The current 2011 Summer Season features the annual Shakespeare Festival led by acclaimed director Adrian Noble. Noble will direct The Tempest (June 5 - Sept. 25) and Amadeus (June 12 - Sept. 22). Presented in repertory, the Festival will also include Much Ado About Nothing (May 29 - Sept. 24) directed by Ron Daniels. The Summer Season also includes Hershey Felder as George Gershwin Alone (July 1 - July 10), Hershey Felder in Concert: The Great American Songbook (July 11 - July 17) and Hershey Felder in Maestro: The Art of Leonard Bernstein (July 22 - Aug. 28) directed by Joel Zwick and Engaging Shaw (July 29 - Sept. 4), John Morogiello's romantic comedy directed by Henry Wishcamper.

For more information and season subscriptions, visit www.TheOldGlobe.org, call (619) 23-GLOBE [234-5623] or visit the Box Office at 1363 Old Globe Way in Balboa Park.  

The Tony Award-winning Old Globe is one of the country's leading professional regional theaters and has stood as San Diego's flagship arts institution for 75 years.
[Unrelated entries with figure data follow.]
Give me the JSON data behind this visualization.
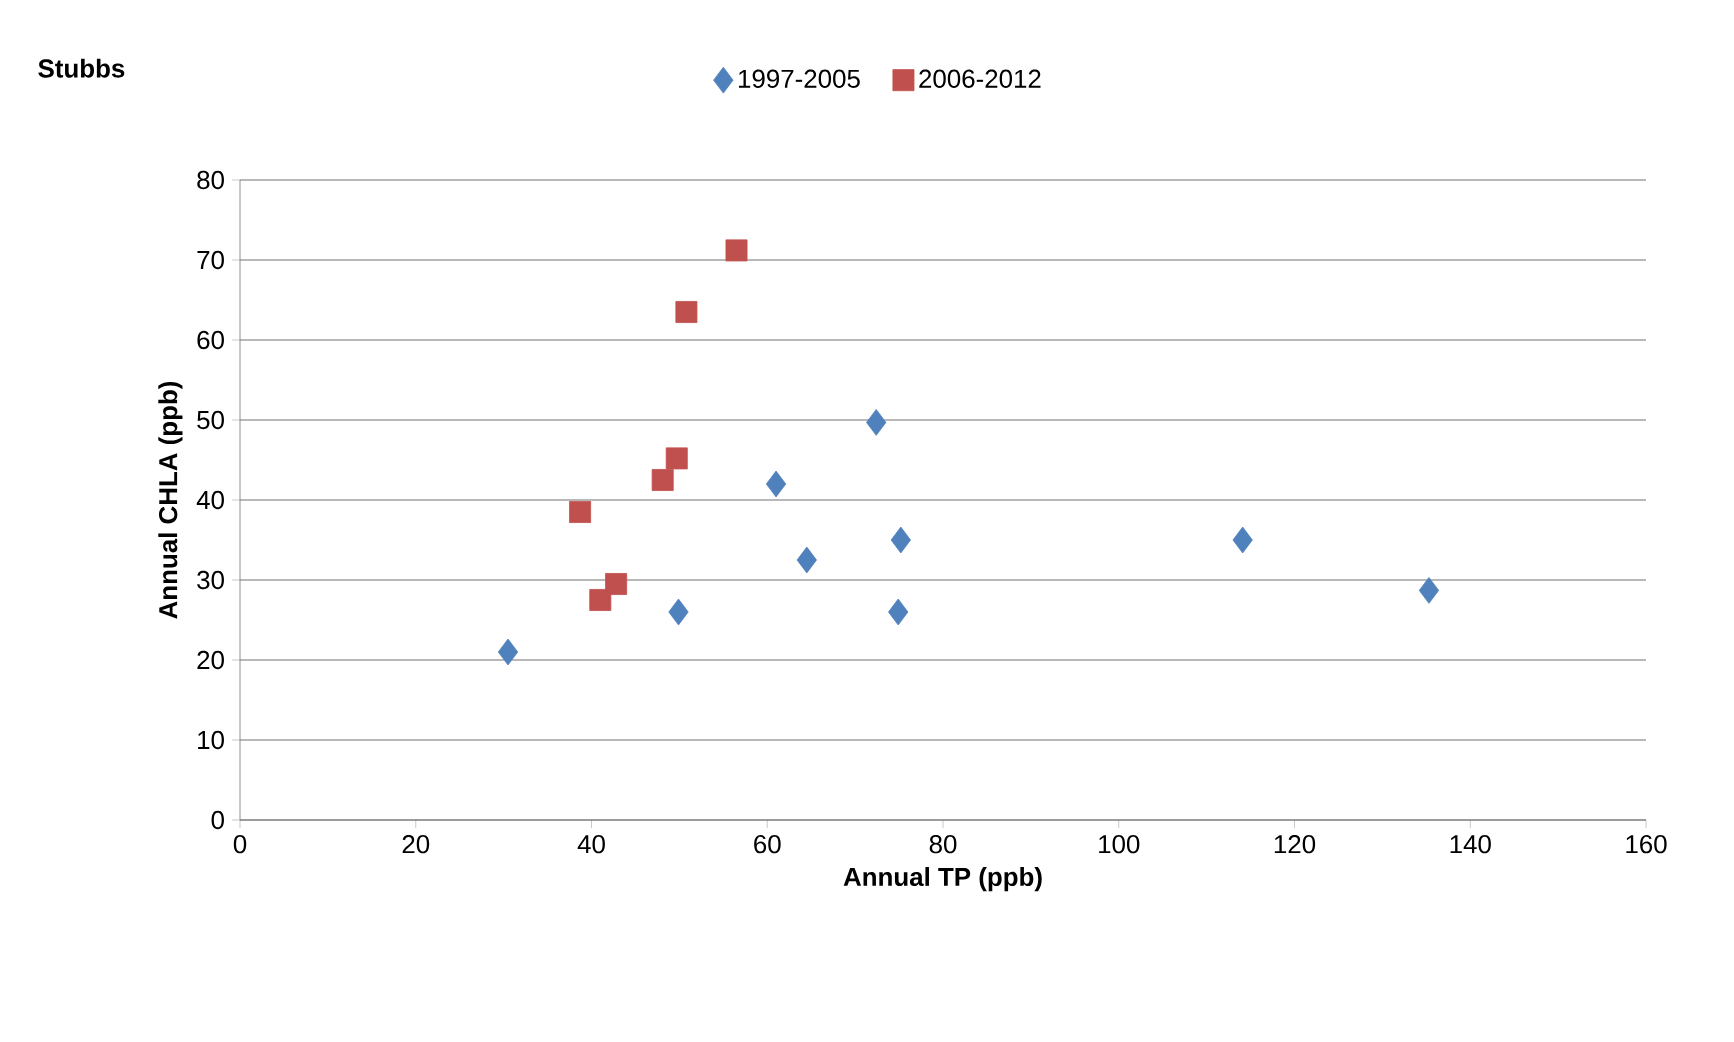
{
  "chart_data": {
    "type": "scatter",
    "title": "Stubbs",
    "xlabel": "Annual TP (ppb)",
    "ylabel": "Annual CHLA (ppb)",
    "xlim": [
      0,
      160
    ],
    "xticks": [
      0,
      20,
      40,
      60,
      80,
      100,
      120,
      140,
      160
    ],
    "ylim": [
      0,
      80
    ],
    "yticks": [
      0,
      10,
      20,
      30,
      40,
      50,
      60,
      70,
      80
    ],
    "grid": "y",
    "legend": "top",
    "series": [
      {
        "name": "1997-2005",
        "color": "#4f81bd",
        "marker": "diamond",
        "x": [
          30.5,
          49.9,
          61.0,
          64.5,
          72.4,
          75.2,
          74.9,
          114.1,
          135.3
        ],
        "values": [
          21,
          26,
          42,
          32.5,
          49.7,
          35,
          26,
          35,
          28.7
        ]
      },
      {
        "name": "2006-2012",
        "color": "#c0504d",
        "marker": "square",
        "x": [
          38.7,
          41.0,
          42.8,
          48.1,
          49.7,
          50.8,
          56.5
        ],
        "values": [
          38.5,
          27.5,
          29.5,
          42.5,
          45.2,
          63.5,
          71.2
        ]
      }
    ]
  }
}
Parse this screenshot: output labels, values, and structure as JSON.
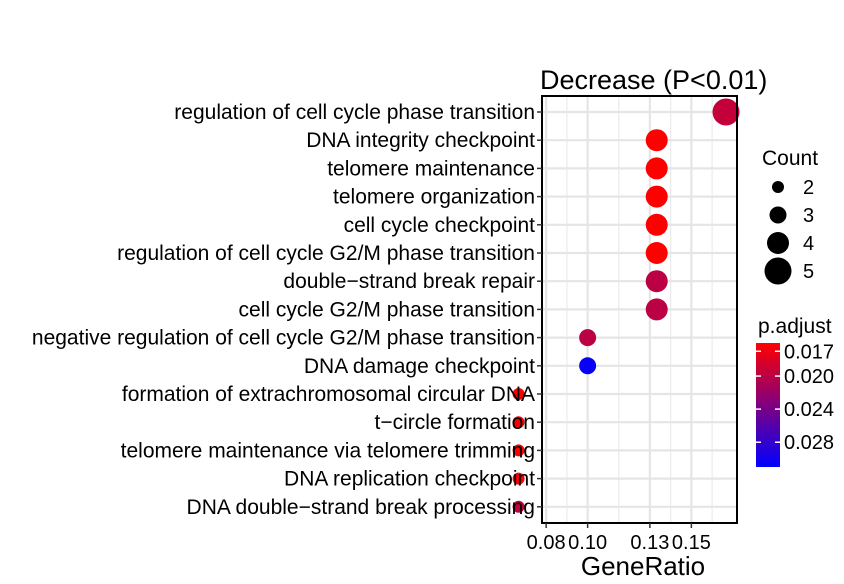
{
  "chart_data": {
    "type": "scatter",
    "title": "Decrease (P<0.01)",
    "xlabel": "GeneRatio",
    "ylabel": "",
    "xlim": [
      0.078,
      0.172
    ],
    "x_ticks": [
      0.08,
      0.1,
      0.13,
      0.15
    ],
    "x_tick_labels": [
      "0.08",
      "0.10",
      "0.13",
      "0.15"
    ],
    "grid": true,
    "categories": [
      "regulation of cell cycle phase transition",
      "DNA integrity checkpoint",
      "telomere maintenance",
      "telomere organization",
      "cell cycle checkpoint",
      "regulation of cell cycle G2/M phase transition",
      "double−strand break repair",
      "cell cycle G2/M phase transition",
      "negative regulation of cell cycle G2/M phase transition",
      "DNA damage checkpoint",
      "formation of extrachromosomal circular DNA",
      "t−circle formation",
      "telomere maintenance via telomere trimming",
      "DNA replication checkpoint",
      "DNA double−strand break processing"
    ],
    "points": [
      {
        "category": "regulation of cell cycle phase transition",
        "gene_ratio": 0.1667,
        "count": 5,
        "p_adjust": 0.0195
      },
      {
        "category": "DNA integrity checkpoint",
        "gene_ratio": 0.1333,
        "count": 4,
        "p_adjust": 0.016
      },
      {
        "category": "telomere maintenance",
        "gene_ratio": 0.1333,
        "count": 4,
        "p_adjust": 0.016
      },
      {
        "category": "telomere organization",
        "gene_ratio": 0.1333,
        "count": 4,
        "p_adjust": 0.016
      },
      {
        "category": "cell cycle checkpoint",
        "gene_ratio": 0.1333,
        "count": 4,
        "p_adjust": 0.016
      },
      {
        "category": "regulation of cell cycle G2/M phase transition",
        "gene_ratio": 0.1333,
        "count": 4,
        "p_adjust": 0.016
      },
      {
        "category": "double−strand break repair",
        "gene_ratio": 0.1333,
        "count": 4,
        "p_adjust": 0.02
      },
      {
        "category": "cell cycle G2/M phase transition",
        "gene_ratio": 0.1333,
        "count": 4,
        "p_adjust": 0.02
      },
      {
        "category": "negative regulation of cell cycle G2/M phase transition",
        "gene_ratio": 0.1,
        "count": 3,
        "p_adjust": 0.02
      },
      {
        "category": "DNA damage checkpoint",
        "gene_ratio": 0.1,
        "count": 3,
        "p_adjust": 0.0305
      },
      {
        "category": "formation of extrachromosomal circular DNA",
        "gene_ratio": 0.0667,
        "count": 2,
        "p_adjust": 0.016
      },
      {
        "category": "t−circle formation",
        "gene_ratio": 0.0667,
        "count": 2,
        "p_adjust": 0.016
      },
      {
        "category": "telomere maintenance via telomere trimming",
        "gene_ratio": 0.0667,
        "count": 2,
        "p_adjust": 0.016
      },
      {
        "category": "DNA replication checkpoint",
        "gene_ratio": 0.0667,
        "count": 2,
        "p_adjust": 0.016
      },
      {
        "category": "DNA double−strand break processing",
        "gene_ratio": 0.0667,
        "count": 2,
        "p_adjust": 0.0195
      }
    ],
    "legend_size": {
      "title": "Count",
      "values": [
        2,
        3,
        4,
        5
      ],
      "labels": [
        "2",
        "3",
        "4",
        "5"
      ]
    },
    "legend_color": {
      "title": "p.adjust",
      "breaks": [
        0.017,
        0.02,
        0.024,
        0.028
      ],
      "labels": [
        "0.017",
        "0.020",
        "0.024",
        "0.028"
      ],
      "range": [
        0.016,
        0.031
      ],
      "low_color": "#FF0000",
      "high_color": "#0000FF"
    },
    "legend_placement": "right"
  }
}
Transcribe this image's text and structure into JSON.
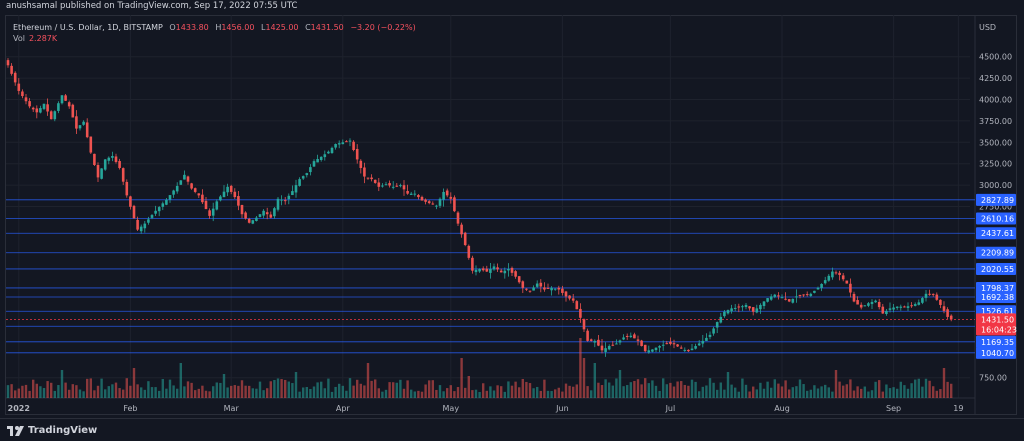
{
  "header": {
    "published_line": "anushsamal published on TradingView.com, Sep 17, 2022 07:55 UTC"
  },
  "legend": {
    "symbol": "Ethereum / U.S. Dollar, 1D, BITSTAMP",
    "open_label": "O",
    "open_value": "1433.80",
    "high_label": "H",
    "high_value": "1456.00",
    "low_label": "L",
    "low_value": "1425.00",
    "close_label": "C",
    "close_value": "1431.50",
    "change": "−3.20 (−0.22%)",
    "vol_label": "Vol",
    "vol_value": "2.287K"
  },
  "footer": {
    "brand": "TradingView",
    "logo_icon": "tradingview-logo-icon"
  },
  "colors": {
    "background": "#131722",
    "bull": "#26a69a",
    "bear": "#ef5350",
    "line_blue": "#2962ff",
    "label_blue": "#2962ff",
    "label_red": "#f23645",
    "grid": "#1e222d",
    "text": "#b2b5be"
  },
  "chart_data": {
    "type": "candlestick",
    "currency": "USD",
    "y_ticks": [
      "750.00",
      "4500.00",
      "4250.00",
      "4000.00",
      "3750.00",
      "3500.00",
      "3250.00",
      "3000.00",
      "2750.00"
    ],
    "y_tick_values": [
      750,
      4500,
      4250,
      4000,
      3750,
      3500,
      3250,
      3000,
      2750
    ],
    "x_ticks": [
      "2022",
      "Feb",
      "Mar",
      "Apr",
      "May",
      "Jun",
      "Jul",
      "Aug",
      "Sep",
      "19"
    ],
    "x_tick_days": [
      3,
      34,
      62,
      93,
      123,
      154,
      184,
      215,
      246,
      264
    ],
    "horizontal_levels": [
      2827.89,
      2610.16,
      2437.61,
      2209.89,
      2020.55,
      1798.37,
      1692.38,
      1526.61,
      1350.84,
      1169.35,
      1040.7
    ],
    "level_labels": [
      "2827.89",
      "2610.16",
      "2437.61",
      "2209.89",
      "2020.55",
      "1798.37",
      "1692.38",
      "1526.61",
      "1350.84",
      "1169.35",
      "1040.70"
    ],
    "last_price": {
      "price": "1431.50",
      "countdown": "16:04:23"
    },
    "price_anchors": [
      [
        0,
        4400
      ],
      [
        3,
        4100
      ],
      [
        6,
        3920
      ],
      [
        8,
        3850
      ],
      [
        10,
        3950
      ],
      [
        12,
        3770
      ],
      [
        15,
        4050
      ],
      [
        17,
        3920
      ],
      [
        19,
        3660
      ],
      [
        21,
        3740
      ],
      [
        23,
        3380
      ],
      [
        25,
        3090
      ],
      [
        27,
        3300
      ],
      [
        29,
        3340
      ],
      [
        31,
        3200
      ],
      [
        33,
        2880
      ],
      [
        36,
        2480
      ],
      [
        38,
        2550
      ],
      [
        41,
        2700
      ],
      [
        44,
        2830
      ],
      [
        47,
        2990
      ],
      [
        49,
        3120
      ],
      [
        51,
        2960
      ],
      [
        53,
        2880
      ],
      [
        56,
        2640
      ],
      [
        58,
        2810
      ],
      [
        61,
        2980
      ],
      [
        63,
        2860
      ],
      [
        65,
        2660
      ],
      [
        67,
        2560
      ],
      [
        69,
        2620
      ],
      [
        71,
        2700
      ],
      [
        73,
        2620
      ],
      [
        75,
        2840
      ],
      [
        77,
        2820
      ],
      [
        79,
        2930
      ],
      [
        81,
        3070
      ],
      [
        83,
        3140
      ],
      [
        85,
        3280
      ],
      [
        87,
        3330
      ],
      [
        89,
        3390
      ],
      [
        91,
        3480
      ],
      [
        93,
        3500
      ],
      [
        95,
        3520
      ],
      [
        97,
        3300
      ],
      [
        99,
        3100
      ],
      [
        101,
        3070
      ],
      [
        103,
        2980
      ],
      [
        105,
        3010
      ],
      [
        107,
        2980
      ],
      [
        109,
        3000
      ],
      [
        111,
        2900
      ],
      [
        113,
        2900
      ],
      [
        115,
        2820
      ],
      [
        117,
        2790
      ],
      [
        119,
        2760
      ],
      [
        121,
        2920
      ],
      [
        123,
        2840
      ],
      [
        125,
        2550
      ],
      [
        127,
        2300
      ],
      [
        129,
        2000
      ],
      [
        131,
        2020
      ],
      [
        133,
        1990
      ],
      [
        135,
        2050
      ],
      [
        137,
        1980
      ],
      [
        139,
        2020
      ],
      [
        141,
        1930
      ],
      [
        143,
        1800
      ],
      [
        145,
        1760
      ],
      [
        147,
        1850
      ],
      [
        149,
        1780
      ],
      [
        151,
        1800
      ],
      [
        153,
        1780
      ],
      [
        155,
        1700
      ],
      [
        157,
        1650
      ],
      [
        159,
        1450
      ],
      [
        161,
        1180
      ],
      [
        163,
        1180
      ],
      [
        165,
        1070
      ],
      [
        167,
        1120
      ],
      [
        169,
        1150
      ],
      [
        171,
        1220
      ],
      [
        173,
        1240
      ],
      [
        175,
        1180
      ],
      [
        177,
        1060
      ],
      [
        179,
        1080
      ],
      [
        181,
        1120
      ],
      [
        183,
        1150
      ],
      [
        185,
        1140
      ],
      [
        187,
        1090
      ],
      [
        189,
        1060
      ],
      [
        191,
        1120
      ],
      [
        193,
        1180
      ],
      [
        195,
        1250
      ],
      [
        197,
        1400
      ],
      [
        199,
        1520
      ],
      [
        201,
        1560
      ],
      [
        203,
        1570
      ],
      [
        205,
        1600
      ],
      [
        207,
        1520
      ],
      [
        209,
        1600
      ],
      [
        211,
        1680
      ],
      [
        213,
        1720
      ],
      [
        215,
        1690
      ],
      [
        217,
        1640
      ],
      [
        219,
        1700
      ],
      [
        221,
        1720
      ],
      [
        223,
        1730
      ],
      [
        225,
        1800
      ],
      [
        227,
        1890
      ],
      [
        229,
        1990
      ],
      [
        231,
        1950
      ],
      [
        233,
        1850
      ],
      [
        235,
        1640
      ],
      [
        237,
        1570
      ],
      [
        239,
        1620
      ],
      [
        241,
        1650
      ],
      [
        243,
        1500
      ],
      [
        245,
        1560
      ],
      [
        247,
        1580
      ],
      [
        249,
        1580
      ],
      [
        251,
        1590
      ],
      [
        253,
        1630
      ],
      [
        255,
        1730
      ],
      [
        257,
        1720
      ],
      [
        259,
        1600
      ],
      [
        261,
        1460
      ],
      [
        262,
        1431.5
      ]
    ],
    "volume_peaks": [
      [
        15,
        28
      ],
      [
        35,
        30
      ],
      [
        48,
        35
      ],
      [
        60,
        24
      ],
      [
        80,
        26
      ],
      [
        100,
        35
      ],
      [
        126,
        40
      ],
      [
        128,
        22
      ],
      [
        159,
        60
      ],
      [
        160,
        40
      ],
      [
        163,
        35
      ],
      [
        170,
        28
      ],
      [
        200,
        26
      ],
      [
        230,
        28
      ],
      [
        260,
        30
      ]
    ]
  }
}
Under the direction of Executive Producer Louis G. Spisto, The Old Globe produces a year-round season of 15 productions of classic, contemporary and new works on its three Balboa Park stages: the 600-seat Old Globe Theatre and the 250-seat Sheryl and Harvey White Theatre, which are both part of The Old Globe's Conrad Prebys Theatre Center, and the 605-seat outdoor Lowell Davies Festival Theatre, home of its internationally renowned Shakespeare Festival. More than 250,000 people attend Globe productions annually and participate in the theater's education and community programs. Numerous world premieres such as The Full Monty, Dirty Rotten Scoundrels, A Catered Affair and the annual holiday musical Dr. Seuss' How the Grinch Stole Christmas! have been developed at The Old Globe and have gone on to enjoy highly successful runs on Broadway and at regional theaters across the country.